Re: [PATCH 2/2] zonefs: use zone-append for AIO as well
From: Christoph Hellwig <hch@lst.de>
Date: 2020-07-22 14:52:02
Also in:
linux-fsdevel
On Wed, Jul 22, 2020 at 12:43:21PM +0000, Johannes Thumshirn wrote:
On 21/07/2020 07:54, Christoph Hellwig wrote:quoted
On Mon, Jul 20, 2020 at 04:48:50PM +0000, Johannes Thumshirn wrote:quoted
On 20/07/2020 15:45, Christoph Hellwig wrote:quoted
On Mon, Jul 20, 2020 at 10:21:18PM +0900, Johannes Thumshirn wrote:quoted
On a successful completion, the position the data is written to is returned via AIO's res2 field to the calling application.That is a major, and except for this changelog, undocumented ABI change. We had the whole discussion about reporting append results in a few threads and the issues with that in io_uring. So let's have that discussion there and don't mix it up with how zonefs writes data. Without that a lot of the boilerplate code should also go away.OK maybe I didn't remember correctly, but wasn't this all around io_uring and how we'd report the location back for raw block device access?Report the write offset. The author seems to be hell bent on making it block device specific, but that is a horrible idea as it is just as useful for normal file systems (or zonefs).After having looked into io_uring I don't this there is anything that prevents io_uring from picking up the write offset from ki_complete's res2 argument. As of now io_uring ignores the filed but that can be changed.

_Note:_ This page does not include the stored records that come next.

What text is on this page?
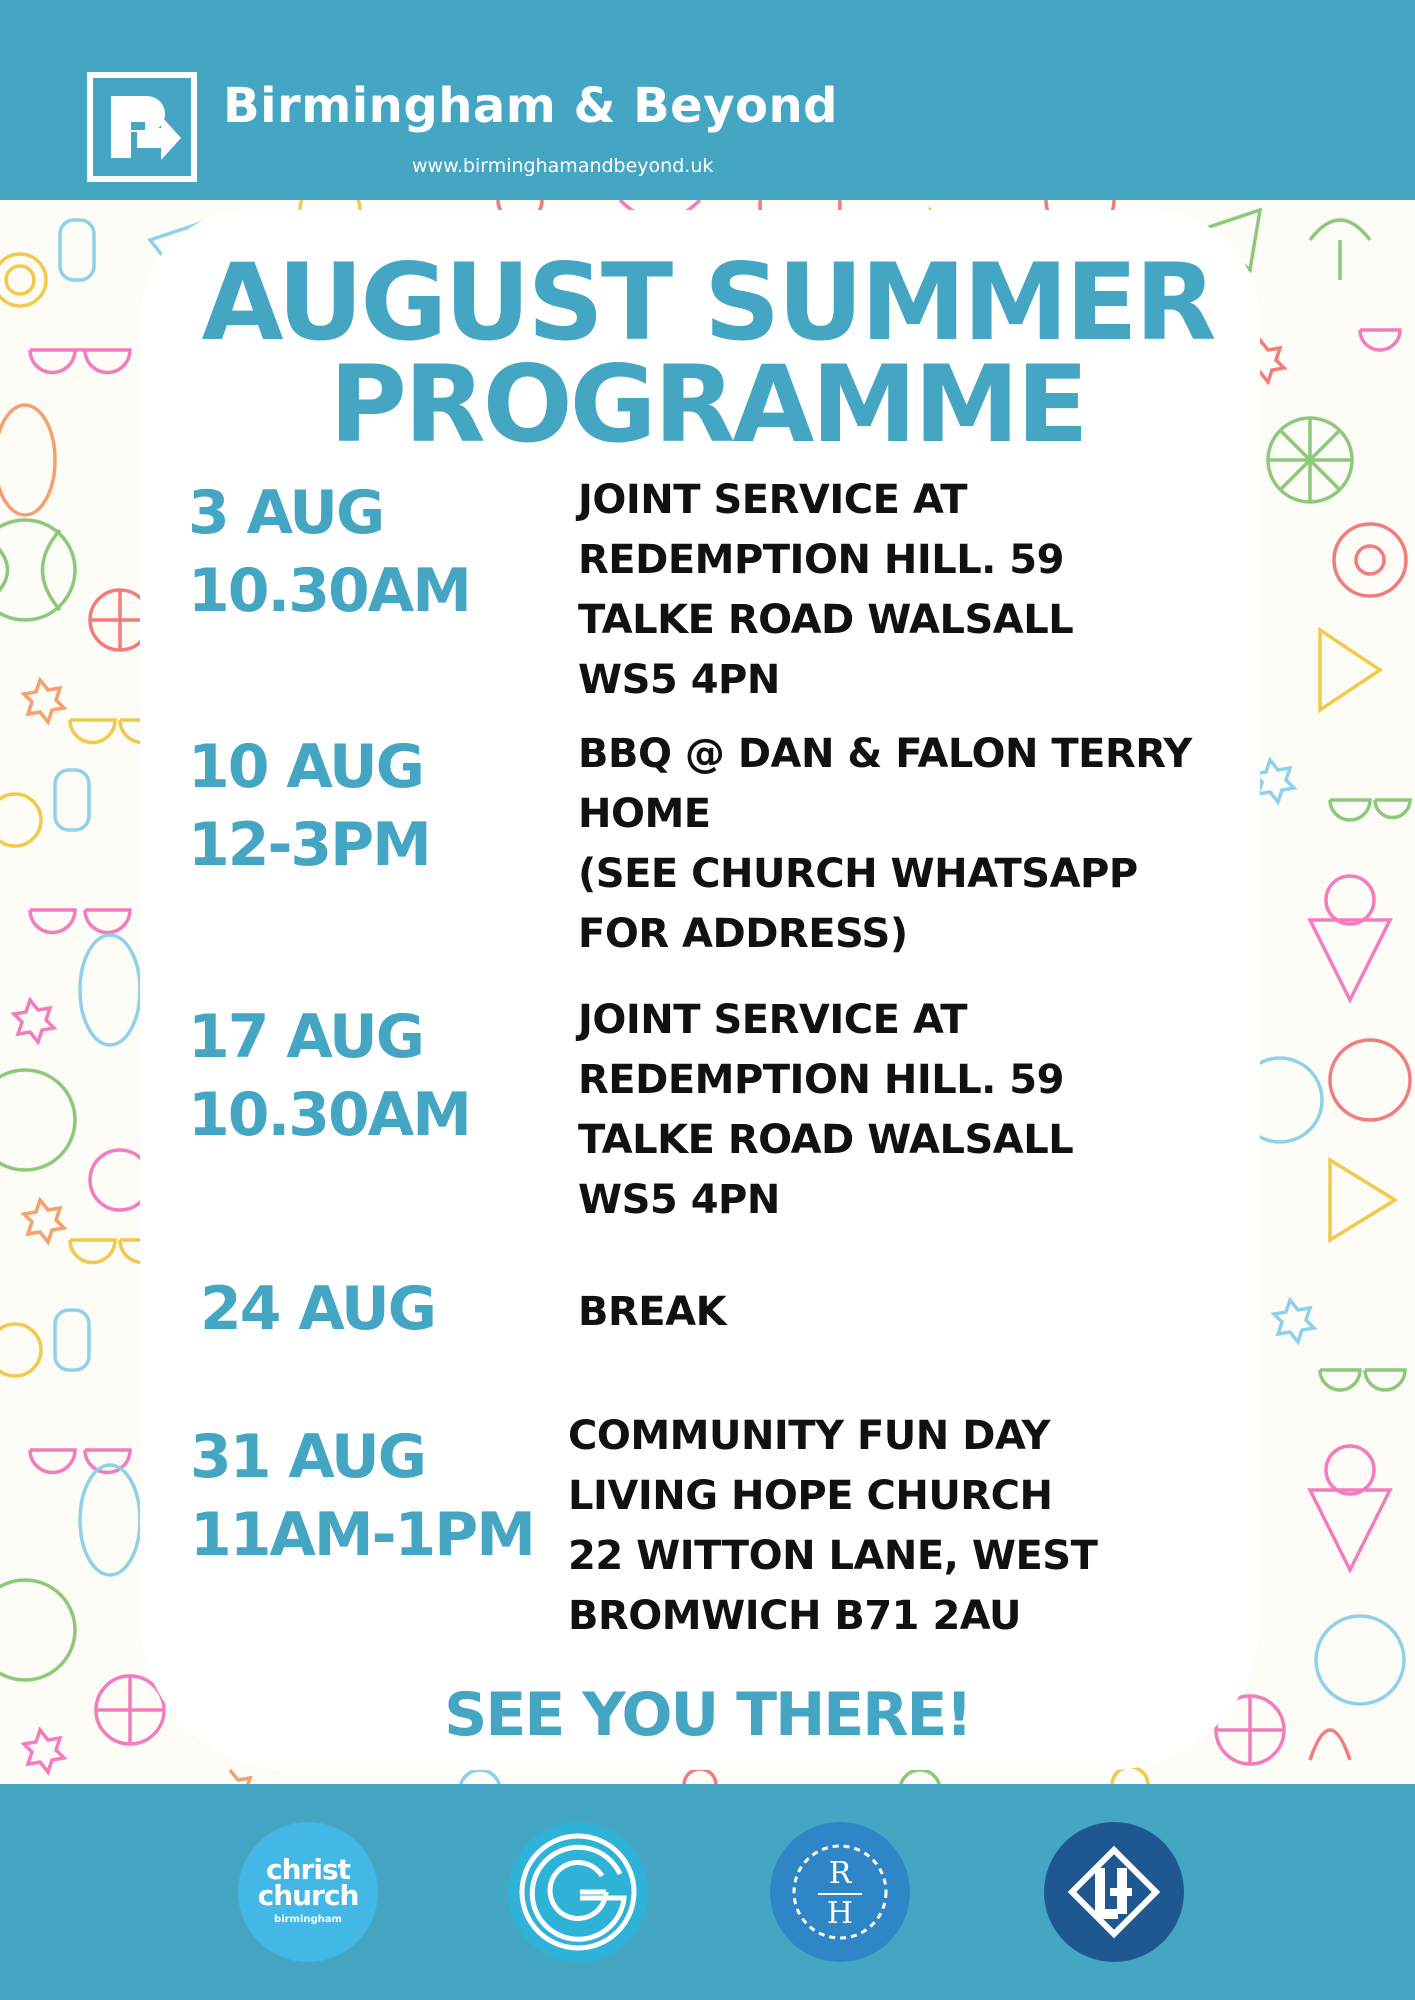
Birmingham & Beyond
www.birminghamandbeyond.uk
AUGUST SUMMER
PROGRAMME
3 AUG
10.30AM
JOINT SERVICE AT
REDEMPTION HILL. 59
TALKE ROAD WALSALL
WS5 4PN
10 AUG
12-3PM
BBQ @ DAN & FALON TERRY
HOME
(SEE CHURCH WHATSAPP
FOR ADDRESS)
17 AUG
10.30AM
JOINT SERVICE AT
REDEMPTION HILL. 59
TALKE ROAD WALSALL
WS5 4PN
24 AUG	BREAK
31 AUG
11AM-1PM
COMMUNITY FUN DAY
LIVING HOPE CHURCH
22 WITTON LANE, WEST
BROMWICH B71 2AU
SEE YOU THERE!
christ
church
birmingham
R
H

Sure. Except for the fact that the io_uring CQE doesn't have space for it. See the currently ongoing discussion on that..
So the only thing that needs to be done from a zonefs perspective is documenting the use of res2 and CC linux-aio and linux-abi (including an update of the io_getevents man page). Or am I completely off track now?
Yes. We should not have a different ABI just for zonefs. We need to support this feature in a generic way and not as a weird one off for one filesystem and only with the legacy AIO interface. Either way please make sure you properly separate the interface ( using Write vs Zone Append in zonefs) from the interface (returning the actually written offset from appending writes), as they are quite separate issues.